Increasingly, therapists feel uncomfort­able identifying themselves with only one school of psychotherapy. Many feel that they should be competent in a variety of approaches, so they can tailor therapy to a client's needs.

As a result, many of today's therapists are eclectic in orientation: they draw from many therapy perspectives. Few, how­ever, are comfortable with the "eclectic" label, so this trend is obscured when surveys ask therapists about their orientation.

Pressure for competence in a variety of therapy types comes from insurance companies and health maintenance organizations (HMOs). They want to assure their payments are going toward treatments that work.

Starting in 1994, the term EBP (evidence-based practice) became common in the United States, applied to all public health related services. In psychology, there is a demand for evidence-based therapies. This requires good research with appropriate controls and attention to problems such as selective reporting of positive outcomes.

In 1969, George Miller urged psychol­ogists to "give psychology away," and shortly thereafter a vigorous self-help movement in psychology emerged.

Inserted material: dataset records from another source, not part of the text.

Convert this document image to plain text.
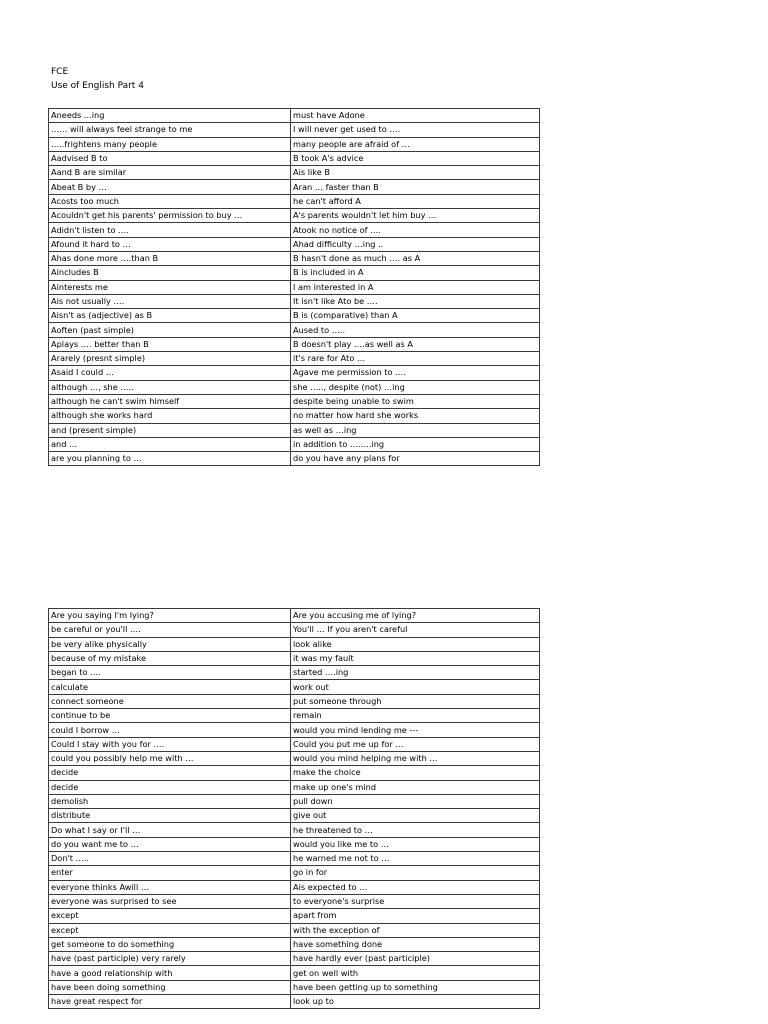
FCE
Use of English Part 4
Aneeds ...ing	must have Adone
…… will always feel strange to me	I will never get used to ….
…..frightens many people	many people are afraid of …
Aadvised B to	B took A's advice
Aand B are similar	Ais like B
Abeat B by …	Aran … faster than B
Acosts too much	he can't afford A
Acouldn't get his parents' permission to buy …	A's parents wouldn't let him buy …
Adidn't listen to ….	Atook no notice of ….
Afound it hard to …	Ahad difficulty …ing ..
Ahas done more ….than B	B hasn't done as much …. as A
Aincludes B	B is included in A
Ainterests me	I am interested in A
Ais not usually ….	It isn't like Ato be ….
Aisn't as (adjective) as B	B is (comparative) than A
Aoften (past simple)	Aused to …..
Aplays …. better than B	B doesn't play ….as well as A
Ararely (presnt simple)	it's rare for Ato …
Asaid I could …	Agave me permission to ….
although …, she …..	she ….., despite (not) …ing
although he can't swim himself	despite being unable to swim
although she works hard	no matter how hard she works
and (present simple)	as well as …ing
and …	in addition to ……..ing
are you planning to …	do you have any plans for
Are you saying I'm lying?	Are you accusing me of lying?
be careful or you'll ….	You'll … If you aren't careful
be very alike physically	look alike
because of my mistake	it was my fault
began to ….	started ….ing
calculate	work out
connect someone	put someone through
continue to be	remain
could I borrow …	would you mind lending me ---
Could I stay with you for ….	Could you put me up for …
could you possibly help me with …	would you mind helping me with …
decide	make the choice
decide	make up one's mind
demolish	pull down
distribute	give out
Do what I say or I'll …	he threatened to …
do you want me to …	would you like me to …
Don't …..	he warned me not to …
enter	go in for
everyone thinks Awill …	Ais expected to …
everyone was surprised to see	to everyone's surprise
except	apart from
except	with the exception of
get someone to do something	have something done
have (past participle) very rarely	have hardly ever (past participle)
have a good relationship with	get on well with
have been doing something	have been getting up to something
have great respect for	look up to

Prominent researchers wrote popular books to share psychological knowledge with the public.

Studies showed that self-help books could work, but most of the time people who start a self-help program do not complete the program. When people quit before completing a program, self-help therapies do not work as advertised.

Many classic psychotherapies were very lengthy, extending over months or years. Psychologists experimented with briefer therapies and found sometimes they were very effective. Bloom offered an "impasse service" consisting of a single two-hour session. Cummings provided instructions for having an impact and making a change in brief therapy.

Family involvement in therapy, peer counseling, and internet-based therapy are all trends in the 21st Century. Family involvement works as long as accurate information and support services are available.

Peer counseling is uniquely effective for a range of issues in which personal exper­ience adds credibility and insider know­ledge to counseling. Peer counsel­ing produces good results in programs to reduce substance abuse, lessen adoles­cent behavior disorders, cope with can­cer and HIV diagnoses, and encourage breastfeeding by new mothers.

Internet-based therapies are widely available now. Typically they are supple­mented by contact with a therapist, in person or by email. They are more successful with this type of support. Studies show that internet-based therapies can be just as effective as other therapies, especially when deadlines are enforced and therapists provide the human element with empathy and occasional prompting.